Eu estava morrendo de uma doença terminal, mas meu marido, Rodrigo, achava que era só mais um dos meus joguinhos para chamar a atenção dele. Ele me odiava, convencido de que eu o havia traído anos atrás por dinheiro.

Enquanto eu desabava em agonia, implorando para que ele me levasse ao hospital, ele agarrou meu queixo e sussurrou as palavras que despedaçaram meu mundo.

"Eu nunca vou te perdoar. Eu espero que você... morra."

Ele então me deixou no chão frio e correu para o hospital para ficar com seu verdadeiro amor, Carla, minha melhor amiga. Era com ela que ele se preocupava, era o coração dela que também estava falhando.

Ele nunca soube que a "traição" que ele tanto desprezava foi, na verdade, meu sacrifício para salvar sua família da ruína. Ele nunca soube da profundidade do meu amor, um amor tão absoluto que nem mesmo sua crueldade conseguiu apagar.

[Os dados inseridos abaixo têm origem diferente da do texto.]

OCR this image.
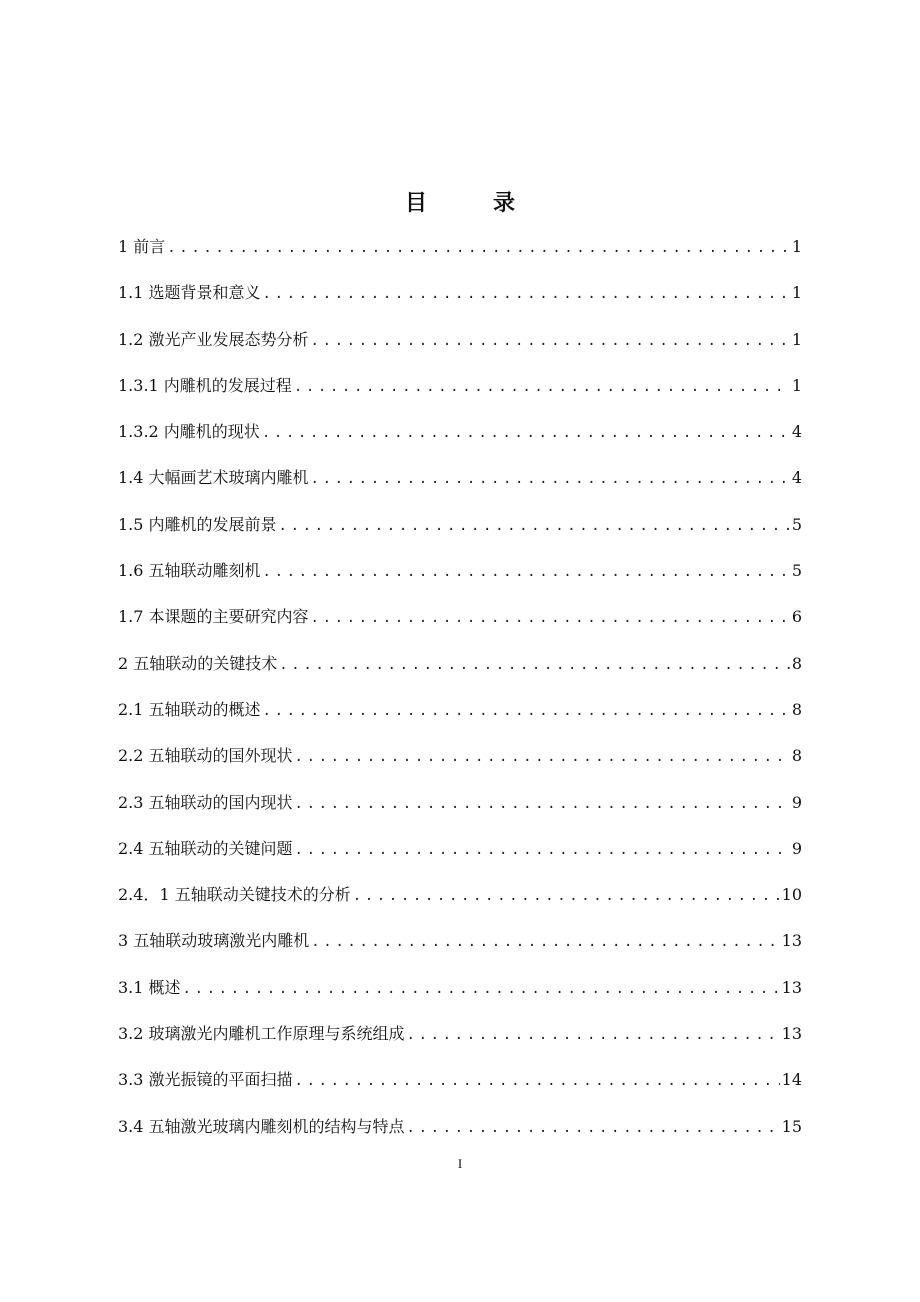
目　录
1 前言 .....	1
1.1 选题背景和意义 .....	1
1.2 激光产业发展态势分析 .....	1
1.3.1 内雕机的发展过程 .....	1
1.3.2 内雕机的现状 .....	4
1.4 大幅画艺术玻璃内雕机 .....	4
1.5 内雕机的发展前景 .....	5
1.6 五轴联动雕刻机 .....	5
1.7 本课题的主要研究内容 .....	6
2 五轴联动的关键技术 .....	8
2.1 五轴联动的概述 .....	8
2.2 五轴联动的国外现状 .....	8
2.3 五轴联动的国内现状 .....	9
2.4 五轴联动的关键问题 .....	9
2.4．1 五轴联动关键技术的分析 .....	10
3 五轴联动玻璃激光内雕机 .....	13
3.1 概述 .....	13
3.2 玻璃激光内雕机工作原理与系统组成 .....	13
3.3 激光振镜的平面扫描 .....	14
3.4 五轴激光玻璃内雕刻机的结构与特点 .....	15
I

Então, quando os médicos me disseram que eu era perfeitamente compatível, fiz minha escolha final. Eu realizaria o desejo dele e daria meu coração para a mulher que ele amava.

Capítulo 1

Meu corpo doía, cada músculo protestando enquanto eu me forçava a sair da cama. O chão estava gelado sob meus pés descalços. Uma dor aguda e lancinante no meu abdômen me fez ofegar, me curvando por um momento antes de me endireitar, agarrando a beirada da mesa de cabeceira.

A luz da manhã, fraca e impiedosa, entrava pela janela, pintando meu reflexo no vidro. Meu rosto estava pálido como um fantasma, sombreado pelas olheiras escuras. Eu parecia frágil, a um sopro de me quebrar.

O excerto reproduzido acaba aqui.